I wasn't going to say anything about nltk since I don't know that package -- I would +1 again for that one if I could.
+1 for the nltk option, which does not count "hair" in "hairy"—in case this is what the original poster wants.
The nltk option is asymptotically faster than the count() one, since it only reads the input string once, and since the membership test is done in constant time.
How can one get the unique count of each phrase like "green spot", "long brown tail", "red hair", etc. and display the results in a table?
4

I might use a Counter:

s = 'Spot is a brown dog. Spot has brown hair. The hair of Spot is brown.'
words_we_want = ("Spot","brown","hair")
from collections import Counter
data = Counter(s.split())
print (sum(data[word] for word in words_we_want))

Note that this will under-count by 1 since 'brown.' and 'brown' are separate Counter entries.

A slightly less elegant solution that doesn't trip up on punctuation uses a regex:

>>> len(re.findall('Spot|brown|hair','Spot is a brown dog. Spot has brown hair. The hair of Spot is brown.'))
8

You can create the regex from a tuple simply by

'|'.join(re.escape(x) for x in words_we_want)

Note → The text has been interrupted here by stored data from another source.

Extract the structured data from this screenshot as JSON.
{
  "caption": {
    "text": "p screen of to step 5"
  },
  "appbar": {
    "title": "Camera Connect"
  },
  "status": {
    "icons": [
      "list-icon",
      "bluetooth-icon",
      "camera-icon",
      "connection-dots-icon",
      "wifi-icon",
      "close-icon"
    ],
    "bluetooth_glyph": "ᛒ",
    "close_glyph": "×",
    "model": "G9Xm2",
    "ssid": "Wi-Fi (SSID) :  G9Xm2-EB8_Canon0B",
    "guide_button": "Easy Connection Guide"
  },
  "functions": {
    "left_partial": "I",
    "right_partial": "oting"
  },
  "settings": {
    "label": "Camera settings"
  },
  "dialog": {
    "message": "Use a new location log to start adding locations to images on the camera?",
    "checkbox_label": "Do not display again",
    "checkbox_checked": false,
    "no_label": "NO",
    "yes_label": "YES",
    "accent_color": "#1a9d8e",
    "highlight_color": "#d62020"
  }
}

The nice thing about these solutions is that they have a much better algorithmic complexity compared to the solution by gnibbler. Of course, which actually performs better on real world data still needs to be measured by OP (since OP is the only one with the real world data)

2 Comments

And I suppose, with the regex, you could evaluate this lazily via re.finditer + the old standby sum(1 for _ in ...) idiom.
+1 for finditer() and regexps in general: they are fast, for larger strings and number of possible words.